Last May I was out fishing on an upland stream one sunny Saturday afternoon. There were new lambs on the hills, the river was flowing a beautiful light whisky colour, and below the field through which I walked there did lie a number of peaty bogs. I did not notice this fact as I strolled happy as a sparrow towards the whisky-coloured river. I did notice the lambs however, along with the singing birds, the wonderful smell of spring and various other assorted items relating to the bounty of life.
About three quarters of the way across the field I finally noticed the peaty bogs. Unfortunately it was somewhat ex post facto, as I discovered one of them as part of the act of falling into its deepest corner. During the process of becoming embedded thigh deep in the goo I managed to roll backwards, sit down hard on my rear end, and thus reshape the curvature of my (rather expensive) fancy weigh-net. It was a graceful moment.
I like my weigh-net, and before last May I particularly liked its nice rounded shape, which makes landing fish an easy task. After crawling out of the bog, I sat down to survey the damage. I’m not sure what the probability is of landing precisely on the wrong part of a landing net, at precisely the wrong angle, but someone had obviously rolled the dice enough times. That or I’ve got a wide ass.
I now own a landing net which looks like its been in an altercation with John McEnroe. It has a buttock-shaped indentation along one of its sides which acts to somewhat reduce the beauty of that curvature I mentioned back there. Fortunately the weigh-bit of the weigh-net was not damaged during its rough and tumble with my rear end. Let’s just say things could have been a lot worse.
So the question I’m now posing myself, as I sit and contemplate such important matters in the middle of winter is, can what is bent be unbent? That is a deep question. Thankfully not as deep as it could have been, but still quite deep. Half way towards the deep end I’d say, before being rescued from certain disaster.
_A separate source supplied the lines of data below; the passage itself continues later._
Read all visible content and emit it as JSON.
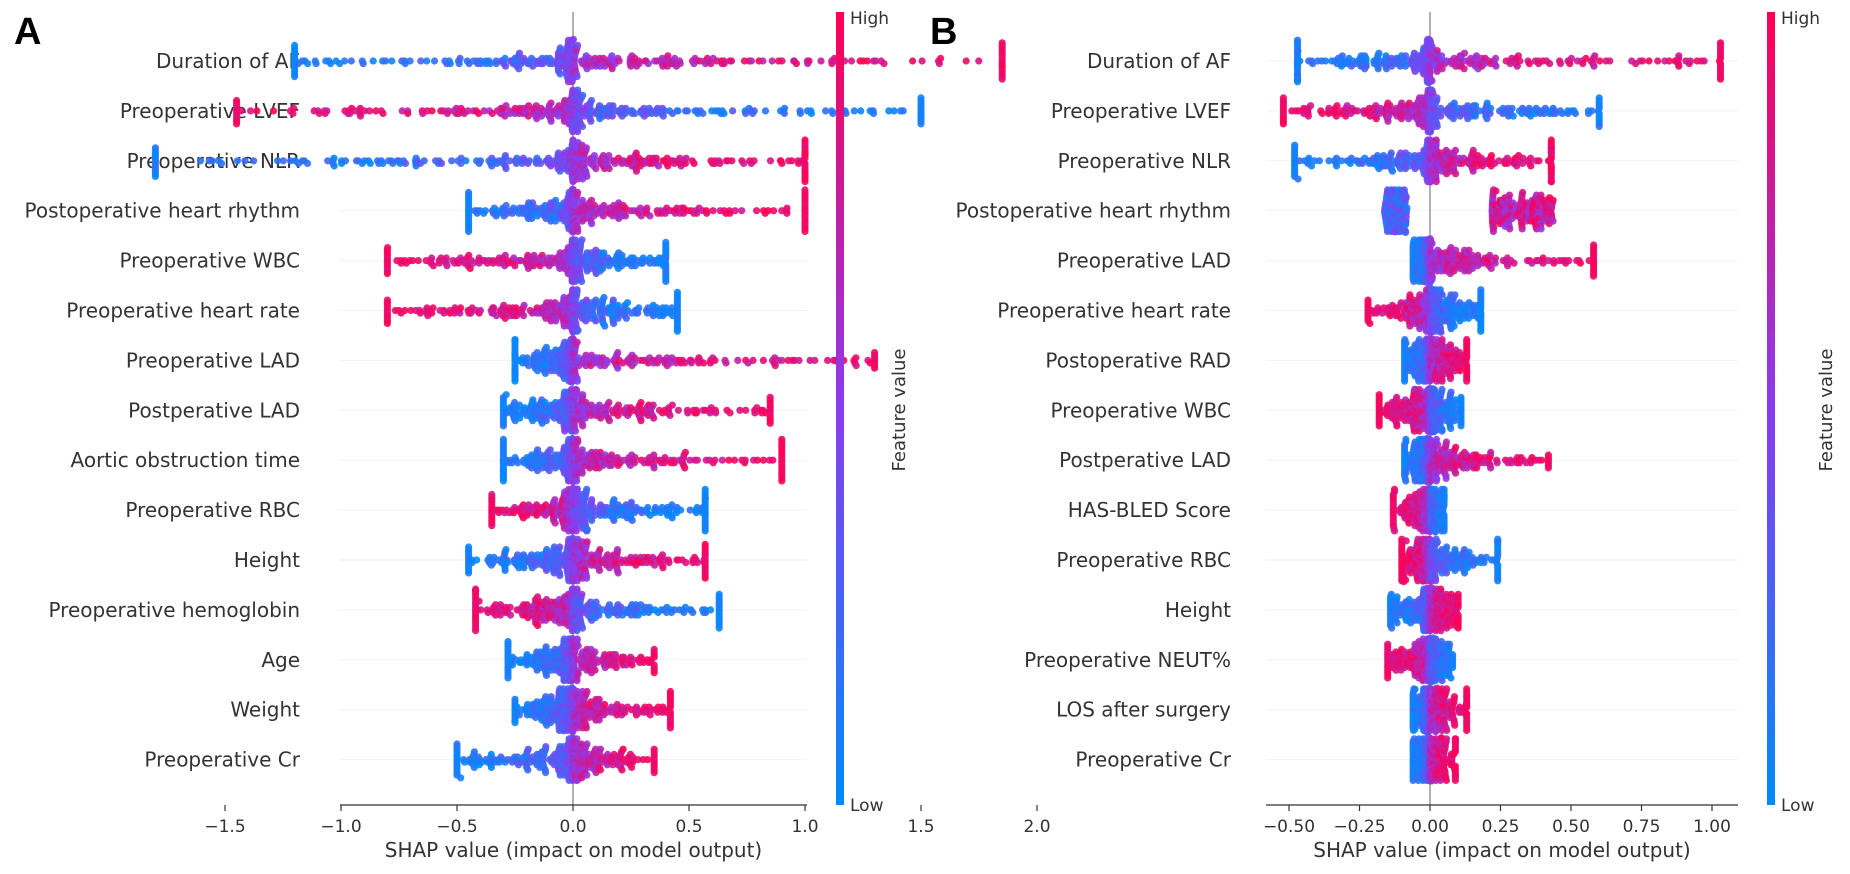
{
  "chart_data": [
    {
      "type": "scatter",
      "subtype": "shap-beeswarm",
      "panel_label": "A",
      "xlabel": "SHAP value (impact on model output)",
      "xlim": [
        -1.97,
        2.0
      ],
      "xticks": [
        -1.5,
        -1.0,
        -0.5,
        0.0,
        0.5,
        1.0,
        1.5,
        2.0
      ],
      "xtick_labels": [
        "−1.5",
        "−1.0",
        "−0.5",
        "0.0",
        "0.5",
        "1.0",
        "1.5",
        "2.0"
      ],
      "colorbar": {
        "label": "Feature value",
        "high": "High",
        "low": "Low"
      },
      "features": [
        {
          "name": "Duration of AF",
          "min": -1.2,
          "max": 1.85,
          "high_effect": "positive"
        },
        {
          "name": "Preoperative LVEF",
          "min": -1.45,
          "max": 1.5,
          "high_effect": "negative"
        },
        {
          "name": "Preoperative NLR",
          "min": -1.8,
          "max": 1.0,
          "high_effect": "positive"
        },
        {
          "name": "Postoperative heart rhythm",
          "min": -0.45,
          "max": 1.0,
          "high_effect": "positive"
        },
        {
          "name": "Preoperative WBC",
          "min": -0.8,
          "max": 0.4,
          "high_effect": "negative"
        },
        {
          "name": "Preoperative heart rate",
          "min": -0.8,
          "max": 0.45,
          "high_effect": "negative"
        },
        {
          "name": "Preoperative LAD",
          "min": -0.25,
          "max": 1.3,
          "high_effect": "positive"
        },
        {
          "name": "Postperative LAD",
          "min": -0.3,
          "max": 0.85,
          "high_effect": "positive"
        },
        {
          "name": "Aortic obstruction time",
          "min": -0.3,
          "max": 0.9,
          "high_effect": "positive"
        },
        {
          "name": "Preoperative  RBC",
          "min": -0.35,
          "max": 0.57,
          "high_effect": "negative"
        },
        {
          "name": "Height",
          "min": -0.45,
          "max": 0.57,
          "high_effect": "positive"
        },
        {
          "name": "Preoperative hemoglobin",
          "min": -0.42,
          "max": 0.63,
          "high_effect": "negative"
        },
        {
          "name": "Age",
          "min": -0.28,
          "max": 0.35,
          "high_effect": "positive"
        },
        {
          "name": "Weight",
          "min": -0.25,
          "max": 0.42,
          "high_effect": "positive"
        },
        {
          "name": "Preoperative Cr",
          "min": -0.5,
          "max": 0.35,
          "high_effect": "positive"
        }
      ]
    },
    {
      "type": "scatter",
      "subtype": "shap-beeswarm",
      "panel_label": "B",
      "xlabel": "SHAP value (impact on model output)",
      "xlim": [
        -0.58,
        1.09
      ],
      "xticks": [
        -0.5,
        -0.25,
        0.0,
        0.25,
        0.5,
        0.75,
        1.0
      ],
      "xtick_labels": [
        "−0.50",
        "−0.25",
        "0.00",
        "0.25",
        "0.50",
        "0.75",
        "1.00"
      ],
      "colorbar": {
        "label": "Feature value",
        "high": "High",
        "low": "Low"
      },
      "features": [
        {
          "name": "Duration of AF",
          "min": -0.47,
          "max": 1.03,
          "high_effect": "positive"
        },
        {
          "name": "Preoperative LVEF",
          "min": -0.52,
          "max": 0.6,
          "high_effect": "negative"
        },
        {
          "name": "Preoperative NLR",
          "min": -0.48,
          "max": 0.43,
          "high_effect": "positive"
        },
        {
          "name": "Postoperative heart rhythm",
          "min": -0.22,
          "max": 0.47,
          "high_effect": "positive",
          "bimodal": true
        },
        {
          "name": "Preoperative LAD",
          "min": -0.06,
          "max": 0.58,
          "high_effect": "positive"
        },
        {
          "name": "Preoperative heart rate",
          "min": -0.22,
          "max": 0.18,
          "high_effect": "negative"
        },
        {
          "name": "Postoperative RAD",
          "min": -0.09,
          "max": 0.13,
          "high_effect": "positive"
        },
        {
          "name": "Preoperative WBC",
          "min": -0.18,
          "max": 0.11,
          "high_effect": "negative"
        },
        {
          "name": "Postperative LAD",
          "min": -0.09,
          "max": 0.42,
          "high_effect": "positive"
        },
        {
          "name": "HAS-BLED  Score",
          "min": -0.13,
          "max": 0.05,
          "high_effect": "negative"
        },
        {
          "name": "Preoperative  RBC",
          "min": -0.1,
          "max": 0.24,
          "high_effect": "negative"
        },
        {
          "name": "Height",
          "min": -0.14,
          "max": 0.1,
          "high_effect": "positive"
        },
        {
          "name": "Preoperative NEUT%",
          "min": -0.15,
          "max": 0.08,
          "high_effect": "negative"
        },
        {
          "name": "LOS after surgery",
          "min": -0.06,
          "max": 0.13,
          "high_effect": "positive"
        },
        {
          "name": "Preoperative Cr",
          "min": -0.06,
          "max": 0.09,
          "high_effect": "positive"
        }
      ]
    }
  ],
  "colors": {
    "low": "#008bfb",
    "mid": "#8a3cf0",
    "high": "#ff0052",
    "zero_line": "#999999",
    "axis": "#333333"
  }
}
I’ve thought about clamping it in a vice and using pliers to try and reshape it, but I’m afraid I’ll never get back that smooth, circular curve. I’ve thought about just hitting it with a hammer and hoping. But I’m no salmon angler. Finally I’ve come to the conclusion that the only thing that can reliably reverse a buttock-shaped problem is another buttock. An anti-buttock. The main issue posed by this solution is where to locate an anti-buttock.
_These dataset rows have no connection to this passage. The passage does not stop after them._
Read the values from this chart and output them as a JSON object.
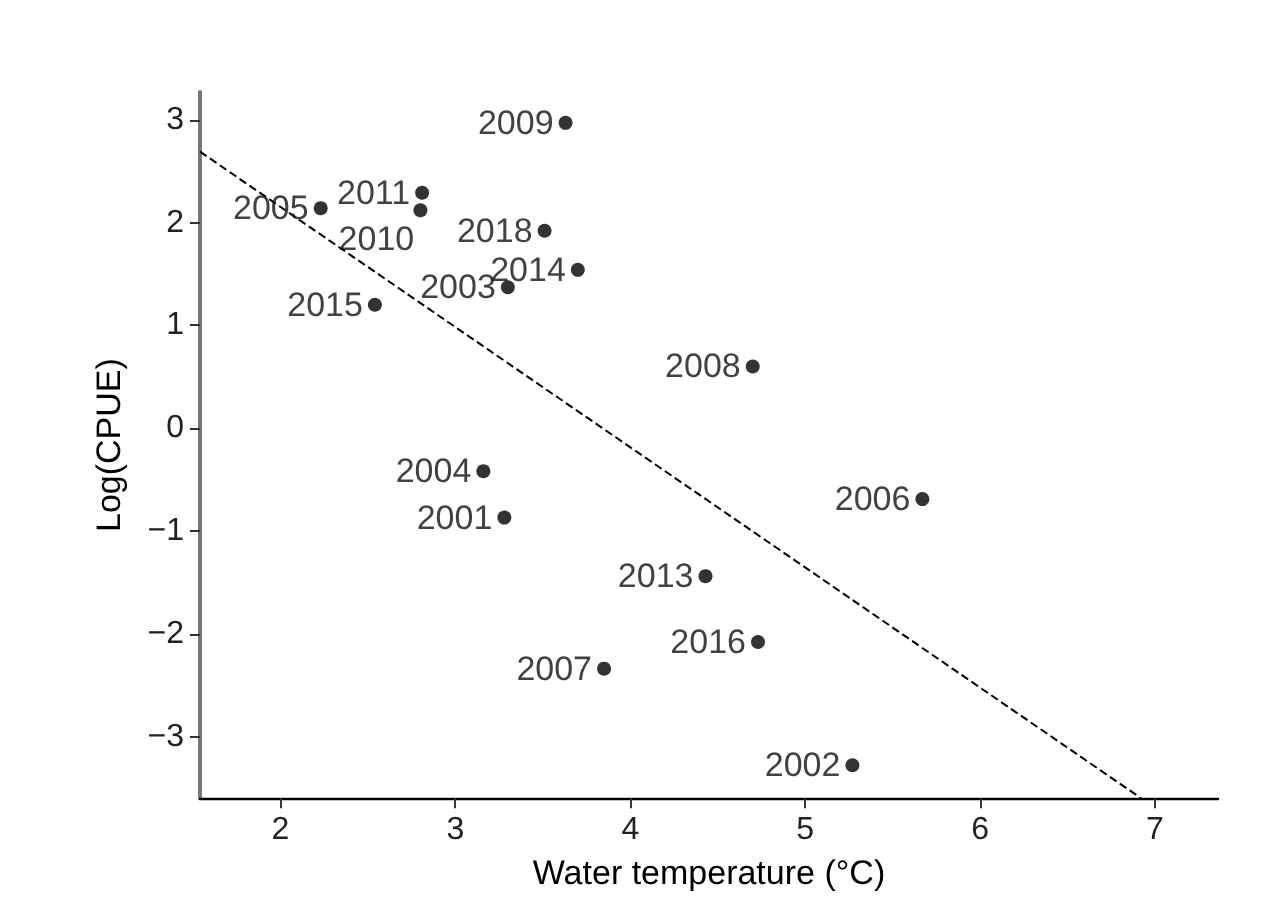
{
  "chart_data": {
    "type": "scatter",
    "xlabel": "Water temperature (°C)",
    "ylabel": "Log(CPUE)",
    "xlim": [
      1.54,
      7.36
    ],
    "ylim": [
      -3.6,
      3.27
    ],
    "xticks": [
      2,
      3,
      4,
      5,
      6,
      7
    ],
    "yticks": [
      -3,
      -2,
      -1,
      0,
      1,
      2,
      3
    ],
    "grid": false,
    "marker": "circle",
    "series": [
      {
        "color": "#000000",
        "x": [
          3.28,
          5.27,
          3.3,
          3.16,
          2.23,
          5.67,
          3.85,
          4.7,
          3.63,
          2.8,
          2.81,
          4.43,
          3.7,
          2.54,
          4.73,
          3.51
        ],
        "values": [
          -0.87,
          -3.28,
          1.37,
          -0.42,
          2.14,
          -0.69,
          -2.34,
          0.6,
          2.97,
          2.12,
          2.29,
          -1.44,
          1.54,
          1.2,
          -2.08,
          1.92
        ]
      },
      {
        "type": "line",
        "color": "#000000",
        "line_style": "dashed",
        "marker": "none",
        "x": [
          1.54,
          6.92
        ],
        "values": [
          2.69,
          -3.6
        ]
      }
    ],
    "annotations": [
      {
        "text": "2001",
        "x": 3.28,
        "y": -0.87
      },
      {
        "text": "2002",
        "x": 5.27,
        "y": -3.28
      },
      {
        "text": "2003",
        "x": 3.3,
        "y": 1.37
      },
      {
        "text": "2004",
        "x": 3.16,
        "y": -0.42
      },
      {
        "text": "2005",
        "x": 2.23,
        "y": 2.14
      },
      {
        "text": "2006",
        "x": 5.67,
        "y": -0.69
      },
      {
        "text": "2007",
        "x": 3.85,
        "y": -2.34
      },
      {
        "text": "2008",
        "x": 4.7,
        "y": 0.6
      },
      {
        "text": "2009",
        "x": 3.63,
        "y": 2.97
      },
      {
        "text": "2010",
        "x": 2.8,
        "y": 2.12
      },
      {
        "text": "2011",
        "x": 2.81,
        "y": 2.29
      },
      {
        "text": "2013",
        "x": 4.43,
        "y": -1.44
      },
      {
        "text": "2014",
        "x": 3.7,
        "y": 1.54
      },
      {
        "text": "2015",
        "x": 2.54,
        "y": 1.2
      },
      {
        "text": "2016",
        "x": 4.73,
        "y": -2.08
      },
      {
        "text": "2018",
        "x": 3.51,
        "y": 1.92
      }
    ]
  }
}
Over these past months I’ve been discretely on the lookout for an anti-buttock, but so far I’ve not made a confirmed sighting. I’m not sure what the problem is, but I think it might have something to do with bosoms. No I mean bosons. Easy mistake to make. Where was I?
Ok, so I need an anti-buttock to reshape my dented landing net. Hope that makes sense, it does seems simple enough.
What does an anti-buttock look like then? Given that anti-particles are kind of like a mirror image of particles, I reckon that the closest I’m going to get to an anti-buttock is a buttock reflected in a mirror. So what I need to do now is to somehow conspire to fall on my landing net, purely by accident, landing the right way, on the right part of the net, and all while looking into a mirror. I know this sounds like it could end up as part of a Channel 5 late-night program on bizzare A&E cases (I don’t even like hamsters), I’m sure that with the right execution I could be onto a winner. Well, hopefully not onto a winner, but you know what I mean.
So at the end of the most innuendo-clad Tamanawis post of the decade, I shall head off and position the mirror. Oh what do you know, it’s already positioned.. How did that happen?